Nicknamed broad-leaved or egg-leaf penstemon, it’s a great asset to the garden. Long-lived and upright, it grows from a woody base. Its leaves are glossy, deep green, and shaped somewhat like a spade. When in flower—typically May and June—the plants rise up to two or three feet above ground. Speaking of flowers, they are gorgeous: small (15-20 mm) but many and arranged in whorls on fairly tall inflorescences, they are a bright blue that melds into violet.

How it grows
Hardy to Zone 4, this perennial is native to parts of the PNW west of the Cascade Mountains, at low to middle elevations in damp, partly sunny to mostly shady places near forest edges, often in riparian areas. It’s range is somewhat scattered and includes the western Columbia Gorge and parts of the Willamette Valley, as well as northern areas of the Olympic peninsula and southern British Columbia. Natural distribution to county level can be found here.

Wildlife value
Penstemons, in general, are fantastic pollinator plants that are irresistible to hummingbirds, native bees, syrphid flies, beetles, ants, moths, and others, depending on the species. I’ve seen P. ovatus attracting syrphid flies, P. ovatus + tiny native beeants, bumble bees, and impossibly small native bees, many of which nest in the ground (so take care when applying mulch or digging in soil to avoid harming them). Small songbirds may eat the seeds, which mature in summer, and foliage creates cover for tiny creatures.

Try it at home
Broad-leaved penstemon likes rich soil, regular (but not constant) watering, and virtually any light situation except deep shade or excessive sun, although more sun tends to make the plants more floriferous.
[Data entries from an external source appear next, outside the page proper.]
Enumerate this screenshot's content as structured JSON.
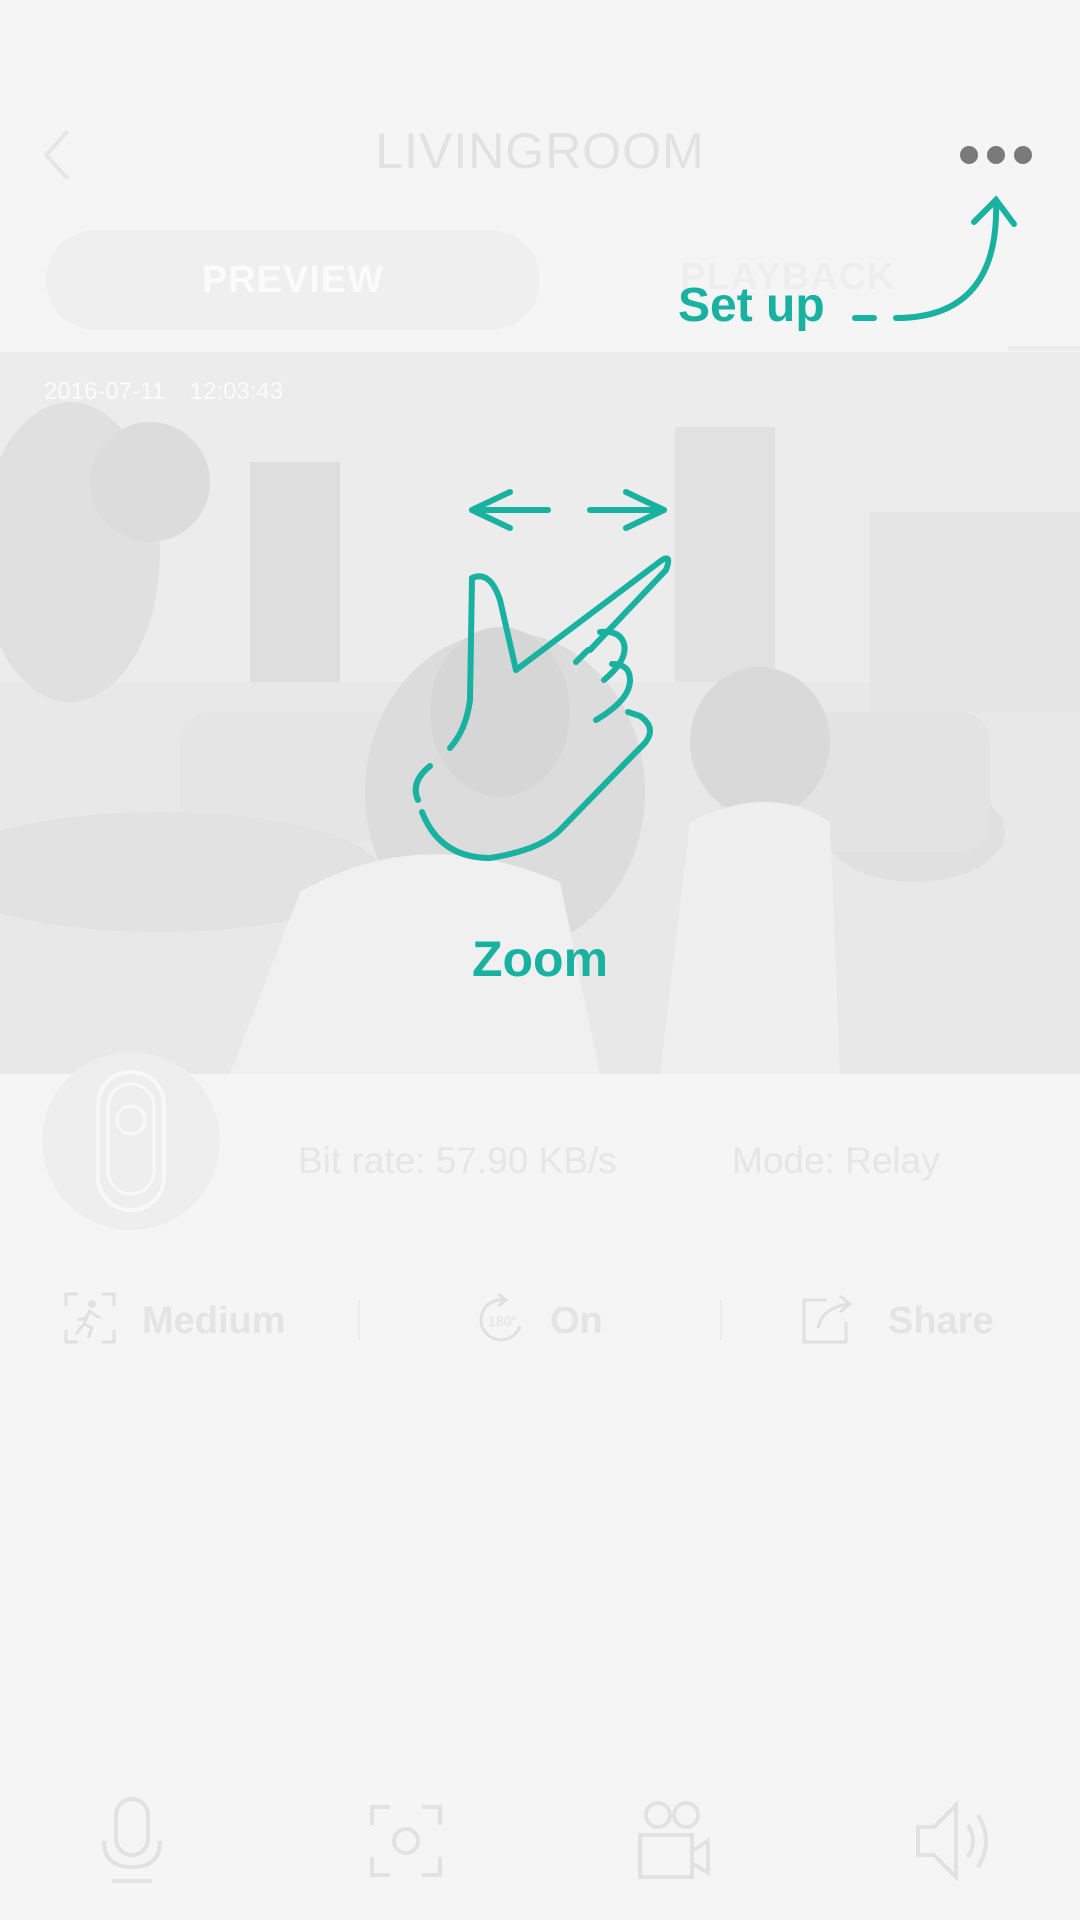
{
  "header": {
    "title": "LIVINGROOM",
    "back_icon": "chevron-left-icon",
    "more_icon": "more-horizontal-icon"
  },
  "tabs": [
    {
      "label": "PREVIEW",
      "selected": true
    },
    {
      "label": "PLAYBACK",
      "selected": false
    }
  ],
  "video": {
    "timestamp": "2016-07-11   12:03:43"
  },
  "info": {
    "bitrate": "Bit rate: 57.90 KB/s",
    "mode": "Mode: Relay"
  },
  "options": [
    {
      "label": "Medium",
      "icon": "motion-detection-icon"
    },
    {
      "label": "On",
      "icon": "rotate-180-icon"
    },
    {
      "label": "Share",
      "icon": "share-icon"
    }
  ],
  "bottom_bar": [
    {
      "icon": "microphone-icon"
    },
    {
      "icon": "snapshot-icon"
    },
    {
      "icon": "record-icon"
    },
    {
      "icon": "speaker-icon"
    }
  ],
  "overlay": {
    "setup_label": "Set up",
    "zoom_label": "Zoom",
    "accent_color": "#19b2a1"
  }
}
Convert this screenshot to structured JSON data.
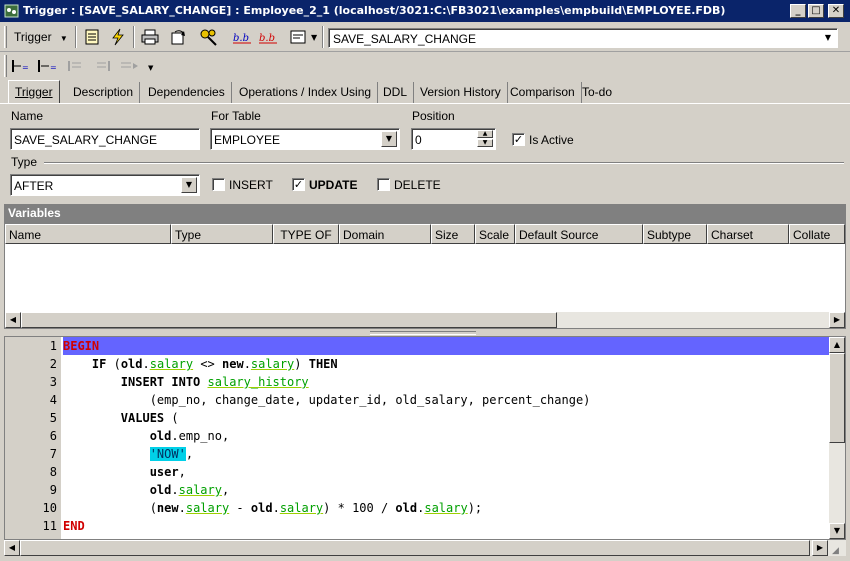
{
  "window": {
    "title": "Trigger : [SAVE_SALARY_CHANGE] : Employee_2_1 (localhost/3021:C:\\FB3021\\examples\\empbuild\\EMPLOYEE.FDB)",
    "minimize": "_",
    "restore": "□",
    "close": "✕"
  },
  "toolbar": {
    "object_type": "Trigger",
    "object_selector": "SAVE_SALARY_CHANGE",
    "icons": [
      "table-icon",
      "lightning-icon",
      "print-icon",
      "rotate-icon",
      "keys-icon",
      "format-icon-1",
      "format-icon-2",
      "sql-icon"
    ],
    "icons2": [
      "indent-left-icon",
      "indent-right-icon",
      "align-left-icon",
      "align-right-icon",
      "more-icon"
    ]
  },
  "tabs": [
    "Trigger",
    "Description",
    "Dependencies",
    "Operations / Index Using",
    "DDL",
    "Version History",
    "Comparison",
    "To-do"
  ],
  "form": {
    "name_label": "Name",
    "name_value": "SAVE_SALARY_CHANGE",
    "table_label": "For Table",
    "table_value": "EMPLOYEE",
    "position_label": "Position",
    "position_value": "0",
    "is_active_label": "Is Active",
    "is_active": true,
    "type_label": "Type",
    "type_value": "AFTER",
    "insert_label": "INSERT",
    "insert": false,
    "update_label": "UPDATE",
    "update": true,
    "delete_label": "DELETE",
    "delete": false
  },
  "variables": {
    "title": "Variables",
    "columns": [
      "Name",
      "Type",
      "TYPE OF",
      "Domain",
      "Size",
      "Scale",
      "Default Source",
      "Subtype",
      "Charset",
      "Collate"
    ]
  },
  "editor": {
    "line_numbers": [
      "1",
      "2",
      "3",
      "4",
      "5",
      "6",
      "7",
      "8",
      "9",
      "10",
      "11"
    ],
    "colors": {
      "current_line": "#6464ff",
      "keyword_red": "#d00000",
      "field_green": "#00a000",
      "string_bg": "#00d0e8"
    }
  }
}
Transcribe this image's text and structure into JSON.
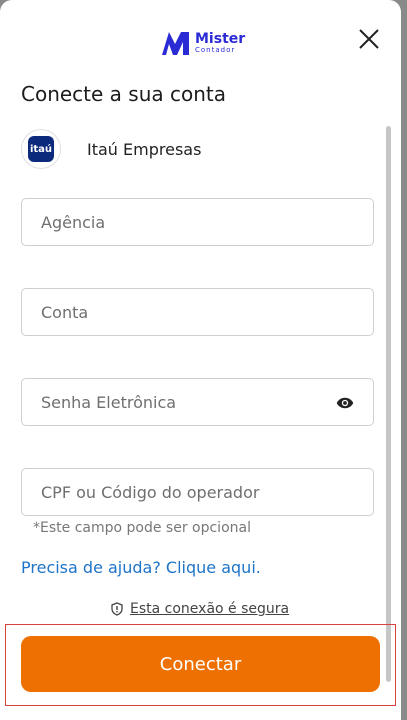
{
  "brand": {
    "name": "Mister",
    "subtitle": "Contador",
    "color": "#2b2bd6"
  },
  "dialog": {
    "title": "Conecte a sua conta",
    "close_icon": "close-icon"
  },
  "bank": {
    "logo_text": "itaú",
    "name": "Itaú Empresas",
    "logo_color": "#0b2a7c"
  },
  "form": {
    "agencia_placeholder": "Agência",
    "conta_placeholder": "Conta",
    "senha_placeholder": "Senha Eletrônica",
    "cpf_placeholder": "CPF ou Código do operador",
    "cpf_hint": "*Este campo pode ser opcional"
  },
  "help_link": "Precisa de ajuda? Clique aqui.",
  "secure_text": "Esta conexão é segura",
  "connect_button": {
    "label": "Conectar",
    "color": "#ee7000"
  }
}
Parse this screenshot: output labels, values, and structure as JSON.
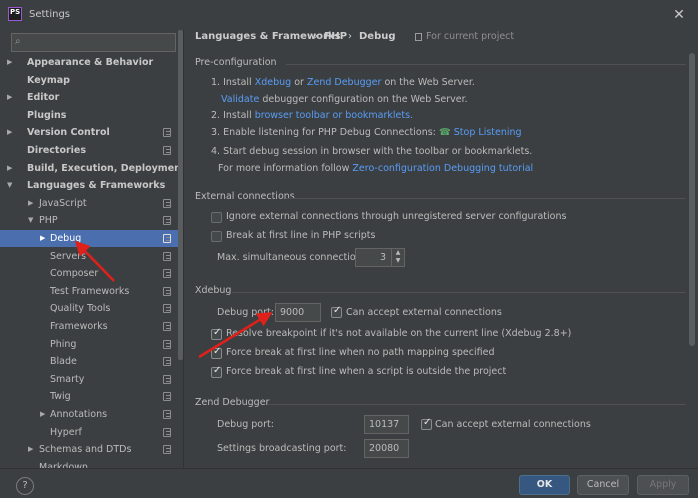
{
  "window": {
    "icon_text": "PS",
    "title": "Settings",
    "close_icon": "close-icon"
  },
  "search": {
    "placeholder": "",
    "icon": "search-icon"
  },
  "tree": [
    {
      "label": "Appearance & Behavior",
      "level": 0,
      "arrow": "▶",
      "bold": true,
      "copy": false,
      "selected": false
    },
    {
      "label": "Keymap",
      "level": 0,
      "arrow": "",
      "bold": true,
      "copy": false,
      "selected": false
    },
    {
      "label": "Editor",
      "level": 0,
      "arrow": "▶",
      "bold": true,
      "copy": false,
      "selected": false
    },
    {
      "label": "Plugins",
      "level": 0,
      "arrow": "",
      "bold": true,
      "copy": false,
      "selected": false
    },
    {
      "label": "Version Control",
      "level": 0,
      "arrow": "▶",
      "bold": true,
      "copy": true,
      "selected": false
    },
    {
      "label": "Directories",
      "level": 0,
      "arrow": "",
      "bold": true,
      "copy": true,
      "selected": false
    },
    {
      "label": "Build, Execution, Deployment",
      "level": 0,
      "arrow": "▶",
      "bold": true,
      "copy": false,
      "selected": false
    },
    {
      "label": "Languages & Frameworks",
      "level": 0,
      "arrow": "▼",
      "bold": true,
      "copy": false,
      "selected": false
    },
    {
      "label": "JavaScript",
      "level": 1,
      "arrow": "▶",
      "bold": false,
      "copy": true,
      "selected": false
    },
    {
      "label": "PHP",
      "level": 1,
      "arrow": "▼",
      "bold": false,
      "copy": true,
      "selected": false
    },
    {
      "label": "Debug",
      "level": 2,
      "arrow": "▶",
      "bold": false,
      "copy": true,
      "selected": true
    },
    {
      "label": "Servers",
      "level": 2,
      "arrow": "",
      "bold": false,
      "copy": true,
      "selected": false
    },
    {
      "label": "Composer",
      "level": 2,
      "arrow": "",
      "bold": false,
      "copy": true,
      "selected": false
    },
    {
      "label": "Test Frameworks",
      "level": 2,
      "arrow": "",
      "bold": false,
      "copy": true,
      "selected": false
    },
    {
      "label": "Quality Tools",
      "level": 2,
      "arrow": "",
      "bold": false,
      "copy": true,
      "selected": false
    },
    {
      "label": "Frameworks",
      "level": 2,
      "arrow": "",
      "bold": false,
      "copy": true,
      "selected": false
    },
    {
      "label": "Phing",
      "level": 2,
      "arrow": "",
      "bold": false,
      "copy": true,
      "selected": false
    },
    {
      "label": "Blade",
      "level": 2,
      "arrow": "",
      "bold": false,
      "copy": true,
      "selected": false
    },
    {
      "label": "Smarty",
      "level": 2,
      "arrow": "",
      "bold": false,
      "copy": true,
      "selected": false
    },
    {
      "label": "Twig",
      "level": 2,
      "arrow": "",
      "bold": false,
      "copy": true,
      "selected": false
    },
    {
      "label": "Annotations",
      "level": 2,
      "arrow": "▶",
      "bold": false,
      "copy": true,
      "selected": false
    },
    {
      "label": "Hyperf",
      "level": 2,
      "arrow": "",
      "bold": false,
      "copy": true,
      "selected": false
    },
    {
      "label": "Schemas and DTDs",
      "level": 1,
      "arrow": "▶",
      "bold": false,
      "copy": true,
      "selected": false
    },
    {
      "label": "Markdown",
      "level": 1,
      "arrow": "",
      "bold": false,
      "copy": false,
      "selected": false
    }
  ],
  "header": {
    "crumbs": [
      "Languages & Frameworks",
      "PHP",
      "Debug"
    ],
    "separator": "›",
    "scope": "For current project"
  },
  "pre": {
    "title": "Pre-configuration",
    "step1": {
      "a": "1. Install",
      "link1": "Xdebug",
      "or": "or",
      "link2": "Zend Debugger",
      "b": "on the Web Server."
    },
    "step1b": {
      "link": "Validate",
      "text": "debugger configuration on the Web Server."
    },
    "step2": {
      "text": "2. Install",
      "link": "browser toolbar or bookmarklets."
    },
    "step3": {
      "text": "3. Enable listening for PHP Debug Connections:",
      "link": "Stop Listening"
    },
    "step4": {
      "text": "4. Start debug session in browser with the toolbar or bookmarklets."
    },
    "step4b": {
      "text": "For more information follow",
      "link": "Zero-configuration Debugging tutorial"
    }
  },
  "external": {
    "title": "External connections",
    "ignore": {
      "label": "Ignore external connections through unregistered server configurations",
      "checked": false
    },
    "break": {
      "label": "Break at first line in PHP scripts",
      "checked": false
    },
    "max_label": "Max. simultaneous connections:",
    "max_value": "3"
  },
  "xdebug": {
    "title": "Xdebug",
    "port_label": "Debug port:",
    "port_value": "9000",
    "accept": {
      "label": "Can accept external connections",
      "checked": true
    },
    "resolve": {
      "label": "Resolve breakpoint if it's not available on the current line (Xdebug 2.8+)",
      "checked": true
    },
    "force_path": {
      "label": "Force break at first line when no path mapping specified",
      "checked": true
    },
    "force_outside": {
      "label": "Force break at first line when a script is outside the project",
      "checked": true
    }
  },
  "zend": {
    "title": "Zend Debugger",
    "port_label": "Debug port:",
    "port_value": "10137",
    "accept": {
      "label": "Can accept external connections",
      "checked": true
    },
    "broadcast_label": "Settings broadcasting port:",
    "broadcast_value": "20080"
  },
  "footer": {
    "help": "?",
    "ok": "OK",
    "cancel": "Cancel",
    "apply": "Apply"
  },
  "colors": {
    "background": "#3c3f41",
    "selection": "#4b6eaf",
    "link": "#589df6",
    "primary_button": "#365880",
    "annotation_arrow": "#e0201a"
  }
}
Since it is a fairly robust and versatile plant, placement shouldn’t be too difficult: In my Portland yard I find it does best in part sun, and looks great a foot or two in from a pathway due to its height while in bloom. Placing multiple plants in swaths, with each plant around 18 inches apart will make it easy for pollinators to find them and minimize the amount of bare soil that sprouts weedy plants.P.ovatus

As mentioned earlier, unless your soil is already high in organic matter and drains well, add some low-nitrogen compost before planting (leaf compost is good). I like to get plants in the ground in mid to late fall when forthcoming winter rains will help get their roots established before the demands of spring; if you plant in springtime be sure to keep them adequately hydrated during the first few summers. After plants are established (usually a couple of years), they should do fine with just occasional—but deep—watering. If you happen to plant them close to other plants that like frequent irrigation they will likely do fine, but don’t keep them consistently saturated. Siting them at the edges of rain gardens should work, but not in the low, very wet parts.

Another Northwest penstemon for moist conditions is P. serrulatus.